Sosteníamos en el anterior apartado que el sistema europeo de relación entre los poderes destruye su independencia, y que si esto sucede es porque se ha configurado un sistema institucional en el que los Parlamentos gozan de una primacía de derecho que, sin embargo, en los hechos, se traspasa al ejecutivo. Explicamos que la clave de que eso suceda no está solo en la creación de mecanismos que dotan de mayor estabilidad a los Gobiernos (hecho que no solo no es malo, sino que además es sumamente conveniente), sino en el hecho de que el legislativo está dominado por el ejecutivo, dado que éste está encabezado casi siempre por el líder de la mayoría legislativa. Ahora bien, si eso es así, la razón de que sea posible está en el sistema electoral. A explicar la incidencia del sistema electoral en el sistema parlamentario actual dedicaremos este apartado.

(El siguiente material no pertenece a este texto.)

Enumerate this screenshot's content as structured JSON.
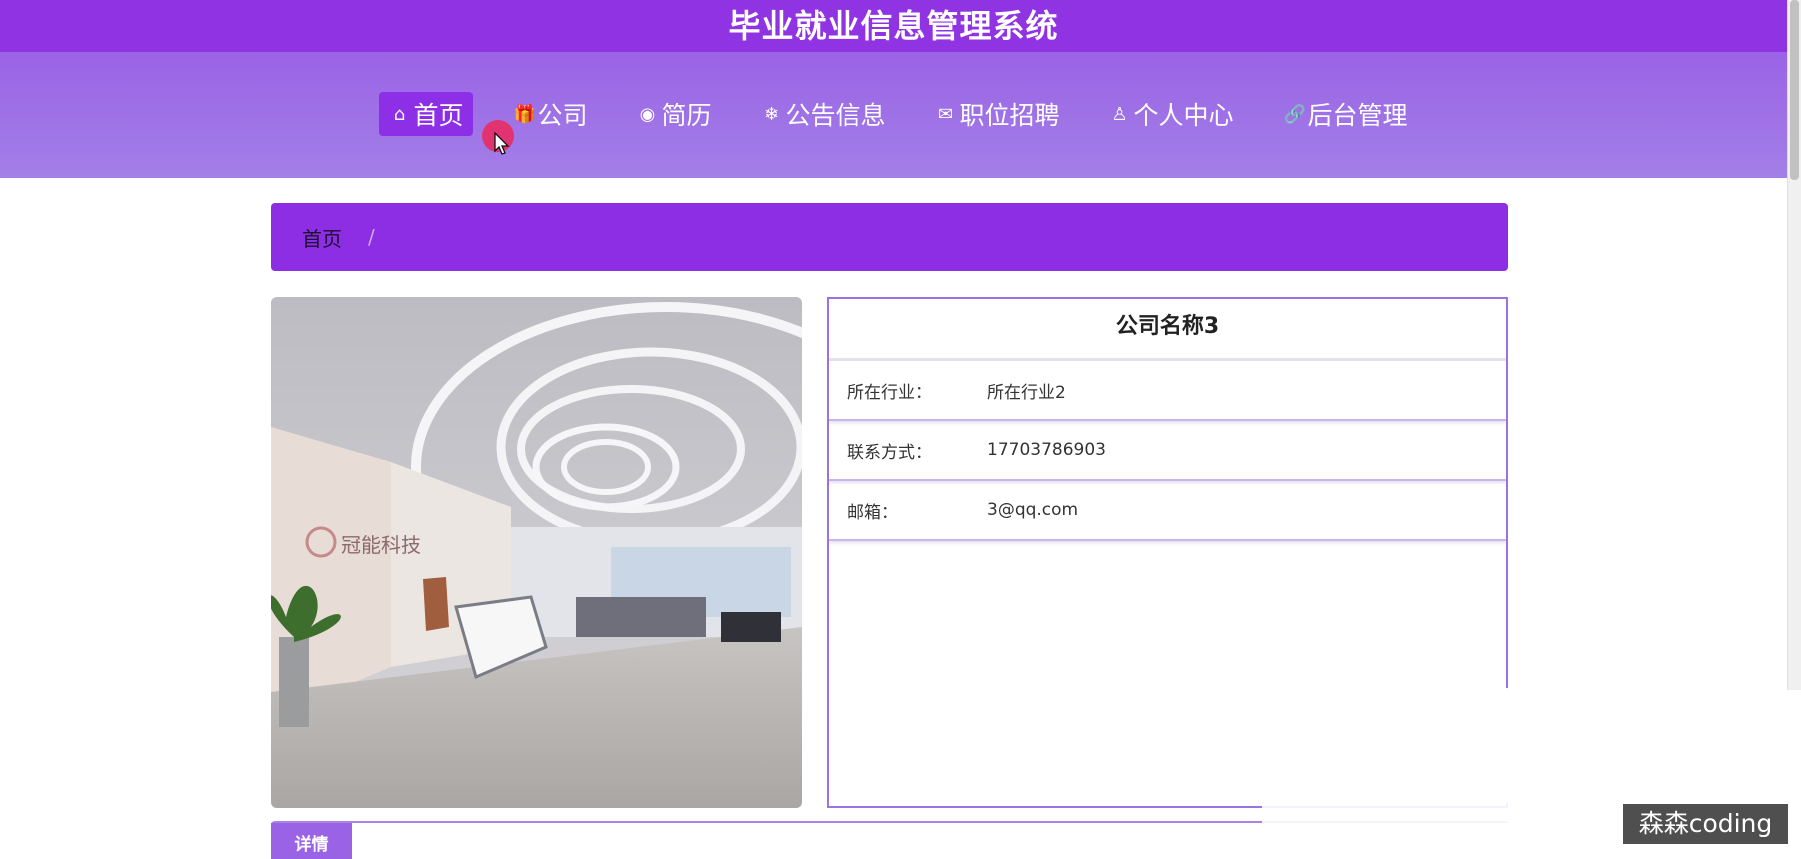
{
  "header": {
    "title": "毕业就业信息管理系统"
  },
  "nav": {
    "items": [
      {
        "label": "首页",
        "icon": "home-icon",
        "glyph": "⌂",
        "active": true
      },
      {
        "label": "公司",
        "icon": "gift-icon",
        "glyph": "🎁",
        "active": false
      },
      {
        "label": "简历",
        "icon": "palette-icon",
        "glyph": "◉",
        "active": false
      },
      {
        "label": "公告信息",
        "icon": "snowflake-icon",
        "glyph": "❄",
        "active": false
      },
      {
        "label": "职位招聘",
        "icon": "mail-icon",
        "glyph": "✉",
        "active": false
      },
      {
        "label": "个人中心",
        "icon": "user-icon",
        "glyph": "♙",
        "active": false
      },
      {
        "label": "后台管理",
        "icon": "link-icon",
        "glyph": "🔗",
        "active": false
      }
    ]
  },
  "breadcrumb": {
    "home": "首页",
    "separator": "/"
  },
  "company": {
    "name": "公司名称3",
    "fields": [
      {
        "label": "所在行业：",
        "value": "所在行业2"
      },
      {
        "label": "联系方式：",
        "value": "17703786903"
      },
      {
        "label": "邮箱：",
        "value": "3@qq.com"
      }
    ],
    "image_logo_text": "冠能科技"
  },
  "detail": {
    "tab_label": "详情"
  },
  "watermark": {
    "text": "森森coding"
  },
  "colors": {
    "primary": "#8f33e3",
    "nav_bg": "#a37fe7",
    "border": "#9a73e0"
  }
}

Evidentemente, el sistema de elección de los Parlamentos y asambleas dotadas de poderes normativos (que no necesariamente legislativos) es uno de los elementos esenciales de todos los regímenes políticos basados en la celebración de elecciones, y, por supuesto, de la democracia. Ahora bien, en los regímenes parlamentarios (que desde ya, aunque se deduce fácilmente de lo antes escrito, hago saber que considero incompatibles con la democracia), esa importancia a la que hago referencia se multiplica exponencialmente debido a que de la composición del Parlamento depende, en última instancia, la de todos los demás poderes (lo que no significa que el Parlamento tenga por que ser de hecho el poder predominante, insisto en que precisamente uno de nuestros grandes problemas es que no es más que un poder comparsa del ejecutivo). Esto obedece a dos razones: a la fórmula electoral y el régimen de financiación de las campañas políticas.

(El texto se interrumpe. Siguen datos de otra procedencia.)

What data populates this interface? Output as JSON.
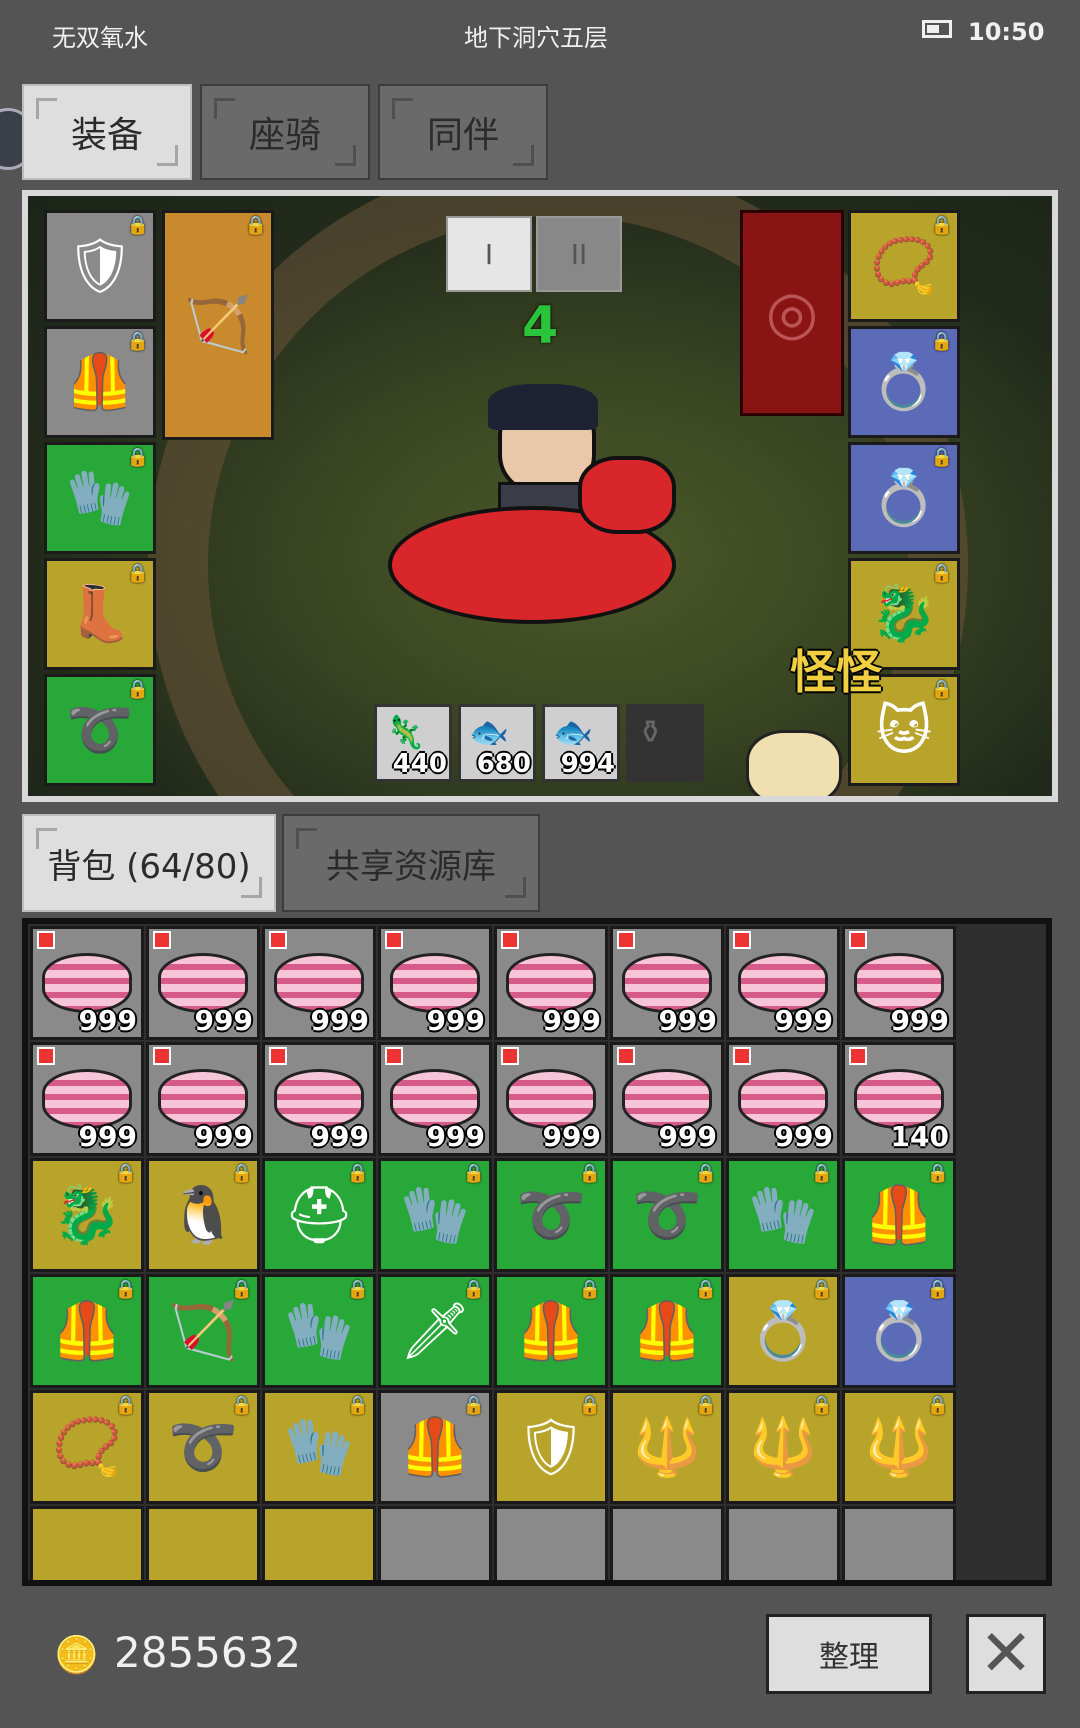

El sistema de elección imperante en la España actual es el proporcional. Ese mismo sistema rige, en diversas fórmulas, en Holanda, Bélgica, Portugal, Italia, Alemania, etc. Ha sido ensayado en Francia, aunque actualmente no rige en la misma.



El sistema proporcional es un sistema malo per se, y difícilmente compatible con la democracia, por el excesivo poder que otorga a las cúpulas partidarias, y por la marginación a la que somete a los intereses locales. Aun así, sus malos efectos podrían quedar paliados si los poderes del Estado fueran independientes unos de otros, como sucede en los regímenes presidencialistas. En un sistema proporcional (al menos tal y como hasta ahora se han venido concibiendo), las elecciones solo pueden celebrarse mediante voto por lista. En el momento en el que los ciudadanos votan por listas, en vez de por candidatos independientes puesto a puesto, el poder pasa a manos de quienes en cada partido deciden la composición de las listas. A él serán leales los que figuren en ellas. En un partido mínimamente jerarquizado (y todos lo son, cosa que no me parece mal en tanto que valoro positivamente la consistencia ideológica y la unidad de acción y discurso, que es más fácil que se de en un partido claramente organizado en torno a un liderazgo indiscutido), eso significa que las listas las decide la reducida oligarquía del partido (las primarias se hacen imposibles, porque a poco que la lista sea de cierto tamaño, los electores no conocerán a casi ninguno de sus componentes, razón por la cual básicamente estarían de más). Por su parte, la financiación electoral termina de finiquitar la independencia de los legisladores. Si los fondos destinados a cubrir las campañas políticas quedan en manos de los partidos antes que de los candidatos (o se limitan, impidiendo que los candidatos puedan disponer de fondos considerables para sus campañas), este elemento coarta la independencia de los legisladores, incluso en países donde la fórmula electoral es la mayoritaria (aunque el legislador dependa de la buena voluntad de los electores de la circunscripción que representa para permanecer en el cargo, es un hecho que si el dinero está en manos del partido, la mayoría de los legisladores carecen de recursos por medio de los cuales organizar una campaña alternativa a la del partido si éste prescinde de sus servicios). Por eso tampoco países como Francia son un paraíso de la independencia del legislativo.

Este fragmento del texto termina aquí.